Compilers of this bibliography have employed the Sri Lanka National Bibliography as the core source for information for decades. All published works (even those that are self-published) are required by law to be despatched to the National Library and Documentation Centre of Sri Lanka which produces the bibliography. Numbers would appear with unfailing regularity each month. As I have mentioned in my recent introductions, however, this publication is now considerably delayed (it is the middle of 2021, but only the 2019 issues are publicly available) and to this has been added a deviation from standard bibliographical practice, from about 2019, in not always providing the total number of pages of published books. Then again, the convention of giving the same information in formally reviewing, say, a novel or collection of poems in newspaper or academic journals, seems to have also been abandoned. This results in a conundrum for the compiler of the bibliography: to have some entries with page numbers and others without is unprofessional but to leave out items for this lack would be equally unacceptable. Under the circumstances, it was decided to include all records without indicating the total number of pages in some entries.
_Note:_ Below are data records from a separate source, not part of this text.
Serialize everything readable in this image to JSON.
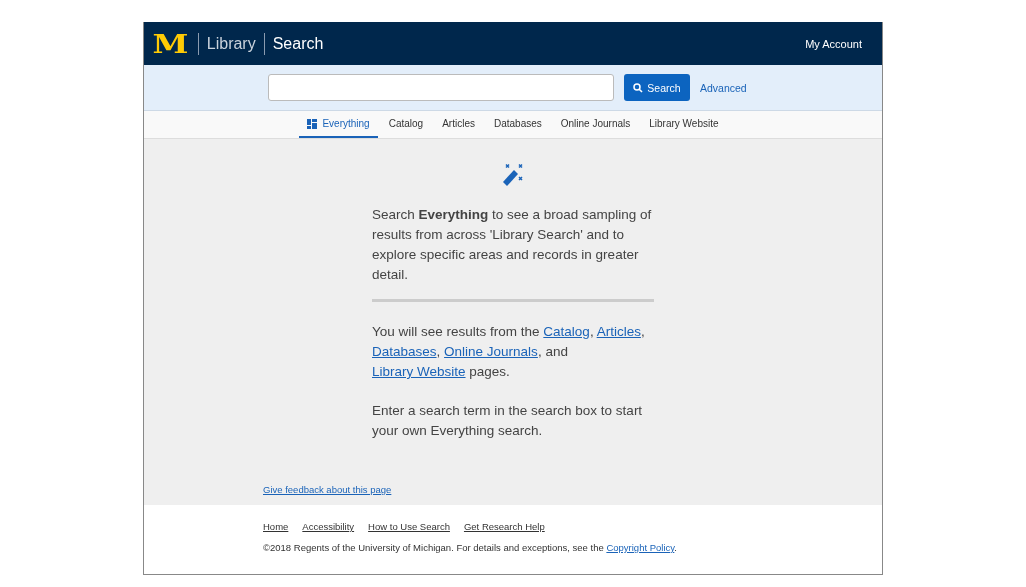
{
  "header": {
    "logo": "M",
    "library": "Library",
    "title": "Search",
    "account": "My Account"
  },
  "search": {
    "button": "Search",
    "advanced": "Advanced"
  },
  "tabs": [
    {
      "label": "Everything",
      "selected": true,
      "icon": true
    },
    {
      "label": "Catalog",
      "selected": false
    },
    {
      "label": "Articles",
      "selected": false
    },
    {
      "label": "Databases",
      "selected": false
    },
    {
      "label": "Online Journals",
      "selected": false
    },
    {
      "label": "Library Website",
      "selected": false
    }
  ],
  "intro": "Search **Everything** to see a broad sampling of results from across 'Library Search' and to explore specific areas and records in greater detail.",
  "results_note": [
    {
      "kind": "text",
      "text": "You will see results from the "
    },
    {
      "kind": "link",
      "text": "Catalog"
    },
    {
      "kind": "text",
      "text": ", "
    },
    {
      "kind": "link",
      "text": "Articles"
    },
    {
      "kind": "text",
      "text": ", "
    },
    {
      "kind": "link",
      "text": "Databases"
    },
    {
      "kind": "text",
      "text": ", "
    },
    {
      "kind": "link",
      "text": "Online Journals"
    },
    {
      "kind": "text",
      "text": ", and "
    },
    {
      "kind": "link",
      "text": "Library Website"
    },
    {
      "kind": "text",
      "text": " pages."
    }
  ],
  "hint": "Enter a search term in the search box to start your own Everything search.",
  "feedback": "Give feedback about this page",
  "footer_links": [
    "Home",
    "Accessibility",
    "How to Use Search",
    "Get Research Help"
  ],
  "copyright": [
    {
      "kind": "text",
      "text": "©2018 Regents of the University of Michigan. For details and exceptions, see the "
    },
    {
      "kind": "link",
      "text": "Copyright Policy"
    },
    {
      "kind": "text",
      "text": "."
    }
  ]
}
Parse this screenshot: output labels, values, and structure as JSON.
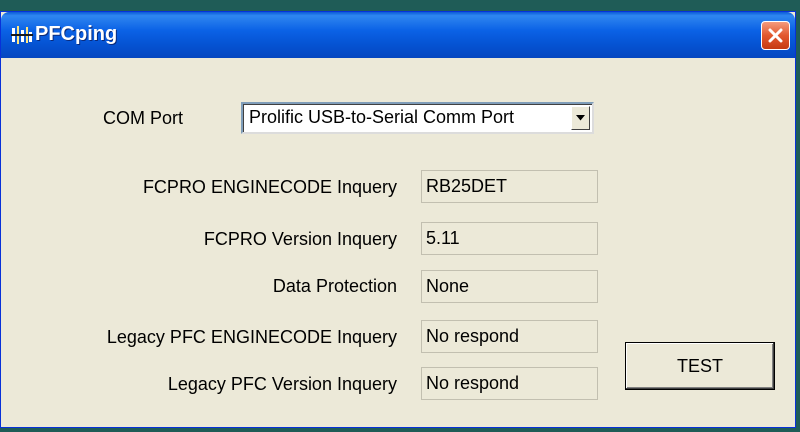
{
  "window": {
    "title": "PFCping",
    "icon": "pfc-app-icon",
    "close_icon": "close-icon"
  },
  "com_port": {
    "label": "COM Port",
    "selected": "Prolific USB-to-Serial Comm Port",
    "arrow_icon": "chevron-down-icon"
  },
  "rows": [
    {
      "label": "FCPRO ENGINECODE Inquery",
      "value": "RB25DET"
    },
    {
      "label": "FCPRO Version Inquery",
      "value": "5.11"
    },
    {
      "label": "Data Protection",
      "value": "None"
    },
    {
      "label": "Legacy PFC ENGINECODE Inquery",
      "value": "No respond"
    },
    {
      "label": "Legacy PFC Version Inquery",
      "value": "No respond"
    }
  ],
  "buttons": {
    "test_label": "TEST"
  },
  "colors": {
    "titlebar": "#0553d3",
    "window_bg": "#ece9d8",
    "desktop": "#1f5c57",
    "close": "#e2582e"
  }
}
This is my 26th compilation of the bibliography on Sri Lanka and easily the most challenging, given the pandemic and the closure of libraries and bookstores. While I appreciate writers and colleagues who gladly agreed to write a few paragraphs on their own work, or those of others, I am especially grateful to Thanuja Lamahewage who compiles the English section of the Sri Lanka National Bibliography, and Anoma Wijesinhe, Assistant Director Bibliography Division, for going beyond the call of duty and providing me with what information was available when the SLNB was still in draft stage. Such kindness shown to a stranger working on a bibliography for an unrelated journal is truly commendable.
Footnotes
Funding
The author received no financial support for the research, authorship, and/or publication of this article.